Le Conseil constitutionnel a jugé, dans une décision rendue vendredi 27 octobre, que la mise en œuvre du projet Cigéo, centre d’enfouissement des déchets les plus radioactifs, à Bure (Meuse) est conforme à la Constitution. Les dispositions du projet « ne méconnaissent pas » le droit des générations futures « compte tenu [des] garanties » apportées, a expliqué l’institution, qui affirme pour la première fois cette dimension intertemporelle de la protection de l’environnement.

Décision n° 2023-1066 QPC du 27 octobre 2023

Trois ans après avoir jugé que la protection de l’environnement ne s’arrêtait pas aux frontières, les membres du Conseil constitutionnel vont plus loin, avec cette nouvelle décision, en affirmant que « le législateur doit veiller à ce que les choix destinés à répondre aux besoins du présent ne compromettent pas la capacité des générations futures et des autres peuples à satisfaire leurs propres besoins ».

Cette partie de la décision a été saluée comme « historique » par le collectif de riverains et de militants antinucléaire (14 associations locales, 7 nationales dont Attac, Sortir du Nucléaire, France Nature Environnement, Greenpeace), à l’origine de la saisine du Conseil constitutionnel. « Cette décision ne signifie absolument pas que le projet Cigéo, dans sa globalité, est autorisé », estime le collectif, qui reste « optimiste » et déterminé à contester la déclaration d’utilité publique (DUP) accordée par le gouvernement en 2022 à ce projet d’enfouissement jugé « titanesque et extrêmement dangereux ».
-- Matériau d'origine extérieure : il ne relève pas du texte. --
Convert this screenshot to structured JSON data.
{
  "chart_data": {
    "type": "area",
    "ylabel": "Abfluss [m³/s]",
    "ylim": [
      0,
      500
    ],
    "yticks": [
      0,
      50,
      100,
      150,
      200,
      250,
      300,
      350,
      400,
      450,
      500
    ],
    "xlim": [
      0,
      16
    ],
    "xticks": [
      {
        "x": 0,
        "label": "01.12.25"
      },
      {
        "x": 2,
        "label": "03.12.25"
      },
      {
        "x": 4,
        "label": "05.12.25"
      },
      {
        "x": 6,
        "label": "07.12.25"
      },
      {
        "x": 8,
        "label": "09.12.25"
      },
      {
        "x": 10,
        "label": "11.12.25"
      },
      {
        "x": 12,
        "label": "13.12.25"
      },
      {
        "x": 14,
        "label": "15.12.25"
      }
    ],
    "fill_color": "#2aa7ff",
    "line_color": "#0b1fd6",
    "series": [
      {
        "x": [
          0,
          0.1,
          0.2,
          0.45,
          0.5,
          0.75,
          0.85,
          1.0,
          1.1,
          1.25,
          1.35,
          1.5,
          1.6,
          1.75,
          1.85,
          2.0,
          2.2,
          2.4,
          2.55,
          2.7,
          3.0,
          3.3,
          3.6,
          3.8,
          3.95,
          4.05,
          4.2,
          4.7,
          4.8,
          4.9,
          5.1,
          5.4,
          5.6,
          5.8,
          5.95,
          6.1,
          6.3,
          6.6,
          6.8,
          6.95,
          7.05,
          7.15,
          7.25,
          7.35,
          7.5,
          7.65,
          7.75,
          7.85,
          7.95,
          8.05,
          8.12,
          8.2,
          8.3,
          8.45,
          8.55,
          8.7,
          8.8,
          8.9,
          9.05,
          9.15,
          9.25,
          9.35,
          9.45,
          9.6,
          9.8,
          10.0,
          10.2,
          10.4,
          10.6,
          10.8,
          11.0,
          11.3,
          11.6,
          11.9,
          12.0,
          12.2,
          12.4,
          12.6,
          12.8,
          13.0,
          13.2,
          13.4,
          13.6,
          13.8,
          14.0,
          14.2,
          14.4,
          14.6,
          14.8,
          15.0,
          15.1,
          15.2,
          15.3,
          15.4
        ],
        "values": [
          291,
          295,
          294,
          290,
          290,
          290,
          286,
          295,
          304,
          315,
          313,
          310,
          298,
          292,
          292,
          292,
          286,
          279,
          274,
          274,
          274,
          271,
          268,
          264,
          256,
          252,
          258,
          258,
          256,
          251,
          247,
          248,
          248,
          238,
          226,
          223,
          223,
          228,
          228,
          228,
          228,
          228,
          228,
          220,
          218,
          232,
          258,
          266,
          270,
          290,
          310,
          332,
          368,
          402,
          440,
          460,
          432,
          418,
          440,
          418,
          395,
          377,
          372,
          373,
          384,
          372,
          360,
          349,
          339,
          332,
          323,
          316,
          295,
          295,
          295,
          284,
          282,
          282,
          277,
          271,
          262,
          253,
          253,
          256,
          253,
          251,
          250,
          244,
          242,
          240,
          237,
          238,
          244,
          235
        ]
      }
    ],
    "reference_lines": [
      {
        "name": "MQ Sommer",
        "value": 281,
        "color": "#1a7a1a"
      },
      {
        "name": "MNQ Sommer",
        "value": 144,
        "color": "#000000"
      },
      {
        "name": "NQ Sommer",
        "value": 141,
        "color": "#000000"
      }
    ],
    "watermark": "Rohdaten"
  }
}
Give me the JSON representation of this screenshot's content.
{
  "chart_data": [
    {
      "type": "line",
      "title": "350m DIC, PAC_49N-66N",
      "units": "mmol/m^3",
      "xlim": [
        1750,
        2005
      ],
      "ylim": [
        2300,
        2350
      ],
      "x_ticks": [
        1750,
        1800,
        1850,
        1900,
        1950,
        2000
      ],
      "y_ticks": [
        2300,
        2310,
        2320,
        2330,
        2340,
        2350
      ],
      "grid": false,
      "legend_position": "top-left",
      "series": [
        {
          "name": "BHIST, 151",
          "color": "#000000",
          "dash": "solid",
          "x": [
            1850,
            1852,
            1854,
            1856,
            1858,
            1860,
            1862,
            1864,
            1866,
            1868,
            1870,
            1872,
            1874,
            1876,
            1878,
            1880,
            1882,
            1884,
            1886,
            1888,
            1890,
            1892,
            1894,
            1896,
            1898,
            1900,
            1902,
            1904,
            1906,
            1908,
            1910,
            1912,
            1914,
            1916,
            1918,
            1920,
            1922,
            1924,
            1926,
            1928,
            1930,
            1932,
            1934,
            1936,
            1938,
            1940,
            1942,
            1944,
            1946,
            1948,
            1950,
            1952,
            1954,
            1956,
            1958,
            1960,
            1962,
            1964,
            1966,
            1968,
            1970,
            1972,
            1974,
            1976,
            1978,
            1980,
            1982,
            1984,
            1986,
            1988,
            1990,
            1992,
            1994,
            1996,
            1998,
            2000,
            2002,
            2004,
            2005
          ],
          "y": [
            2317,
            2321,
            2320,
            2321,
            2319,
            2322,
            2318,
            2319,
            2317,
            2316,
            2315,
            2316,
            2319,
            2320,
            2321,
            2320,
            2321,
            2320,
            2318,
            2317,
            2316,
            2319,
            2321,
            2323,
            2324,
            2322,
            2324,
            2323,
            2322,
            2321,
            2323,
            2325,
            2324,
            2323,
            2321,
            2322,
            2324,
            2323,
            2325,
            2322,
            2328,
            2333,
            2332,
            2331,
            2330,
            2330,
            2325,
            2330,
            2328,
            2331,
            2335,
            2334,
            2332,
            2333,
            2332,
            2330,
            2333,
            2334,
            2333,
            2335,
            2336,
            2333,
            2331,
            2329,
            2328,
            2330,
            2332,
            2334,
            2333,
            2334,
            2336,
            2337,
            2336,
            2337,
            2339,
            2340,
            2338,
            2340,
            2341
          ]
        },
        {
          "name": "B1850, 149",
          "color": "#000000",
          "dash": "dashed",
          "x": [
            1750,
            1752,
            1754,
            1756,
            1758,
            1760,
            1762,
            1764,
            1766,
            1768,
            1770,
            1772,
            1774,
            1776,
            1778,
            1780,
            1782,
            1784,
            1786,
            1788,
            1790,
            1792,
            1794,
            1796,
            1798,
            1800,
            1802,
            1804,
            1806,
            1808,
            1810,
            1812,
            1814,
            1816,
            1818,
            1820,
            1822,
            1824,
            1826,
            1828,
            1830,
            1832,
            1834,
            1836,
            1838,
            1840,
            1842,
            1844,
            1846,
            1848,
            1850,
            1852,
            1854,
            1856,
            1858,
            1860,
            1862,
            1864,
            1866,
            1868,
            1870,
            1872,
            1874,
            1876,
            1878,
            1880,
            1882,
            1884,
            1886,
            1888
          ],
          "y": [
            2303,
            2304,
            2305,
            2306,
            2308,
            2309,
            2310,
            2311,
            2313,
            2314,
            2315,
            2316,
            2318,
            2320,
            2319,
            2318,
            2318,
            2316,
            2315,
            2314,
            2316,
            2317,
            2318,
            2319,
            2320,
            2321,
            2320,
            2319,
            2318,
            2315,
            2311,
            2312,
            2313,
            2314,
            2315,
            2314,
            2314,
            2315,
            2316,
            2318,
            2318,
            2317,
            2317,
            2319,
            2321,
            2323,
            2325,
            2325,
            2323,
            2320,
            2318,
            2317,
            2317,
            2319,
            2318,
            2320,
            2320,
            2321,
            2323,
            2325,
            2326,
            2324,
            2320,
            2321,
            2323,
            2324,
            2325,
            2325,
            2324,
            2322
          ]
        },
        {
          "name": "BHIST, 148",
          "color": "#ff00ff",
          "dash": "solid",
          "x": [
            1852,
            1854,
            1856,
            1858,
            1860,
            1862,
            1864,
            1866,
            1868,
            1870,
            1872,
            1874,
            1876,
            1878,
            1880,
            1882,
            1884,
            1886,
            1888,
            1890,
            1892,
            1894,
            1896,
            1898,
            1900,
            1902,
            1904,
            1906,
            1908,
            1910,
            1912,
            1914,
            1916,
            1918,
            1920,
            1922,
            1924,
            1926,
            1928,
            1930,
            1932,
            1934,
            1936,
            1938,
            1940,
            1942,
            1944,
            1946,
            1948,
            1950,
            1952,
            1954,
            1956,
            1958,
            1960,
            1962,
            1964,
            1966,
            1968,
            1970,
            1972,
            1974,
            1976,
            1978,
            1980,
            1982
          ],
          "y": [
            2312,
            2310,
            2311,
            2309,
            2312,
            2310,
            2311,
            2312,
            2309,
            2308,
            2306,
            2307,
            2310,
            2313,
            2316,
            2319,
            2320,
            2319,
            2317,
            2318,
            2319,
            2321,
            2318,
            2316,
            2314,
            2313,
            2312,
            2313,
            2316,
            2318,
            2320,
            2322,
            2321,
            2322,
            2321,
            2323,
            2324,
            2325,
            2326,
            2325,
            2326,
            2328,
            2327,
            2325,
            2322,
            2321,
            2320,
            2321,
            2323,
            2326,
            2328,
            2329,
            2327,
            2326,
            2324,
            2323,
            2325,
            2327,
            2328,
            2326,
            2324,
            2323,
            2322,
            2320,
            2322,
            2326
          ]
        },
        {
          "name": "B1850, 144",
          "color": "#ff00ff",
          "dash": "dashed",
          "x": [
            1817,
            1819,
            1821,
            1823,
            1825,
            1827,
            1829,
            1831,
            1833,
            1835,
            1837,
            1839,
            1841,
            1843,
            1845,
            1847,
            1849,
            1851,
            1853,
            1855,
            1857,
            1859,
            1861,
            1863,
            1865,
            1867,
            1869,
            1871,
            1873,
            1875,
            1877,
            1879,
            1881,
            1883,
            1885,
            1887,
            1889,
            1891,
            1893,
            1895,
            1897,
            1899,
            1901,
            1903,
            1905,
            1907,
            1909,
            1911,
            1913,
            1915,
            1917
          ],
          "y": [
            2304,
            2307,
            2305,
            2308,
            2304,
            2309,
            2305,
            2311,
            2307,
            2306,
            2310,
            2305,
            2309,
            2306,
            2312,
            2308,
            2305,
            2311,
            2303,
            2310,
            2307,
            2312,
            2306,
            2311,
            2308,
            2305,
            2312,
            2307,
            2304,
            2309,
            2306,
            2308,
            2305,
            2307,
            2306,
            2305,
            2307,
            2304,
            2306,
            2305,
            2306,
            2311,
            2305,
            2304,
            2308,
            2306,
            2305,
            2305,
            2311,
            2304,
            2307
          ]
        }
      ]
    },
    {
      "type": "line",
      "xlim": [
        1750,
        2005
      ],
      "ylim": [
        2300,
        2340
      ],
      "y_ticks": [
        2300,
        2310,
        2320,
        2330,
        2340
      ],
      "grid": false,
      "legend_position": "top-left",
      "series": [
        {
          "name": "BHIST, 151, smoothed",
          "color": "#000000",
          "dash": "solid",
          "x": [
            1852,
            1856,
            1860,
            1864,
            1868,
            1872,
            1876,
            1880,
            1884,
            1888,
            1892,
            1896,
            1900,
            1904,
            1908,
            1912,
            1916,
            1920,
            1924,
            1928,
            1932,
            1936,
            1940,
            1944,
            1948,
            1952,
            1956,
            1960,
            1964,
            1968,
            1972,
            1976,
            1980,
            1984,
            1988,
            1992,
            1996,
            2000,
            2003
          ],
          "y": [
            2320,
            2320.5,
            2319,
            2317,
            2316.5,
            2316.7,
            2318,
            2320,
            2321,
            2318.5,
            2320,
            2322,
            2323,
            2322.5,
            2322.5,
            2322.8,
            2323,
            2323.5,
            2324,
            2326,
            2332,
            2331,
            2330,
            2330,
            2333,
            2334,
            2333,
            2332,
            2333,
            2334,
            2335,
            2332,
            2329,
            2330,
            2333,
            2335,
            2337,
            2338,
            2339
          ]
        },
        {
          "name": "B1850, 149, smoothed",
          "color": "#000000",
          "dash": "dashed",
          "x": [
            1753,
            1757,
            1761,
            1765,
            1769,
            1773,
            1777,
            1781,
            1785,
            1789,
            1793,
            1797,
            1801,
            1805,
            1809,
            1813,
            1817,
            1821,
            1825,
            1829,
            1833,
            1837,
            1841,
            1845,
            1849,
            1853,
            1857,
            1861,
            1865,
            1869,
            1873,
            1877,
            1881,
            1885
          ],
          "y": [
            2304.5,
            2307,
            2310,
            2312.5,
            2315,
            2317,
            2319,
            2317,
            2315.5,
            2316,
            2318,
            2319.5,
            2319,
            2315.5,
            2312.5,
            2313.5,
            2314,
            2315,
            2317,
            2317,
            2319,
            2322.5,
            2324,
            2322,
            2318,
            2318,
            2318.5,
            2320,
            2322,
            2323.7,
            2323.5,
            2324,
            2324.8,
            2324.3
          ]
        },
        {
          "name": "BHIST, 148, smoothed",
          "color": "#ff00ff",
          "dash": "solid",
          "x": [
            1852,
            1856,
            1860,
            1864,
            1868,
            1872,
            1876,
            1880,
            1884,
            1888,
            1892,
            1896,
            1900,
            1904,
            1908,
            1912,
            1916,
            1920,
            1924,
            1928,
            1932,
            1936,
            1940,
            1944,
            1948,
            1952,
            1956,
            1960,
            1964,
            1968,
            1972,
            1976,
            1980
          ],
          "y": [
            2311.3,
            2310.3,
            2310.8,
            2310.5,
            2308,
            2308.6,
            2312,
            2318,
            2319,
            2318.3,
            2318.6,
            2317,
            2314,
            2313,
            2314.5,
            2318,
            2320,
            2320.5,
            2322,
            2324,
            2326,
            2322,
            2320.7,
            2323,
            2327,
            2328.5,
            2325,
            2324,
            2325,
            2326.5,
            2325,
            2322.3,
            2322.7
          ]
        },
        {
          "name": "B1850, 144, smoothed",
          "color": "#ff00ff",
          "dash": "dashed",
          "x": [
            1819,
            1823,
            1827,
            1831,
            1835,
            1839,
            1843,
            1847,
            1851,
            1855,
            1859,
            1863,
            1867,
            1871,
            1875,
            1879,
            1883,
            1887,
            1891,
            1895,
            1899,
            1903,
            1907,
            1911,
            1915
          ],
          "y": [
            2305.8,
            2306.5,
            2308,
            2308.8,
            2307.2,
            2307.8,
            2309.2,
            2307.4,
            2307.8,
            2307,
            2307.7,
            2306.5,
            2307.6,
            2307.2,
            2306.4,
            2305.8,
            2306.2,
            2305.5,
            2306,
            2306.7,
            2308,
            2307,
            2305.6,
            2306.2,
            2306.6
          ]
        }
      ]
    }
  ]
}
Absence de réversibilité du stockage

Une quinzaine d’associations et plusieurs riverains du site à Bure estimaient que le stockage des déchets méconnaît la Charte de l’environnement, annexée en 2005 à la Constitution. En particulier, l’absence de réversibilité du stockage au-delà d’un siècle après la mise en service du site était critiquée par les requérants.

Comparable au dépôt conçu par la Finlande sur l’île d’Olkiluoto pour abriter le combustible usé des cinq réacteurs nationaux, le projet Cigéo pourrait accueillir au moins 83 000 m3 de déchets les plus radioactifs ceux à haute intensité et à vie longue, dans le sous-sol argileux de Bure d’ici 2035-2040. Il est contesté depuis plus de vingt ans.

Le Conseil constitutionnel en a examiné le processus, étape par étape, tel que prévu par la loi et notamment les verrous posés pour respecter le principe de réversibilité imposé dans le code de l’environnement : durant 100 ans au moins, il faut pouvoir changer de méthode ou récupérer les déchets. Il en conclut qu’il y a suffisamment de « garanties » : dès lors, les dispositions du projet « ne méconnaissent pas » le droit des générations future, et sont « conformes à la Constitution ».

L’autorisation de mise en service, dont l’instruction vient de débuter et prendra trois ans, sera limitée à une phase pilote « qui doit permettre de conforter le caractère réversible et la démonstration de sûreté de l’installation, notamment par un programme d’essais in situ », souligne le Conseil constitutionnel. « Tous les colis de déchets doivent rester aisément récupérables durant cette phase, qui comprend des essais de récupération », dit-il. Quant à la fermeture définitive du site qui empêchera tout retour en arrière, seule une loi pourra l’autoriser, relève-t-il.

Au contraire, soutiennent les opposants, le délai considérable, jusqu’à des centaines de milliers d’années, durant lequel les déchets les plus toxiques doivent être conservés avant que les radiations ne retombent à des niveaux sûrs excède largement 100 ans et hypothèque le droit des générations futures. Ils soulignent une « atteinte irrémédiable à l’environnement, et en particulier à la ressource en eau ».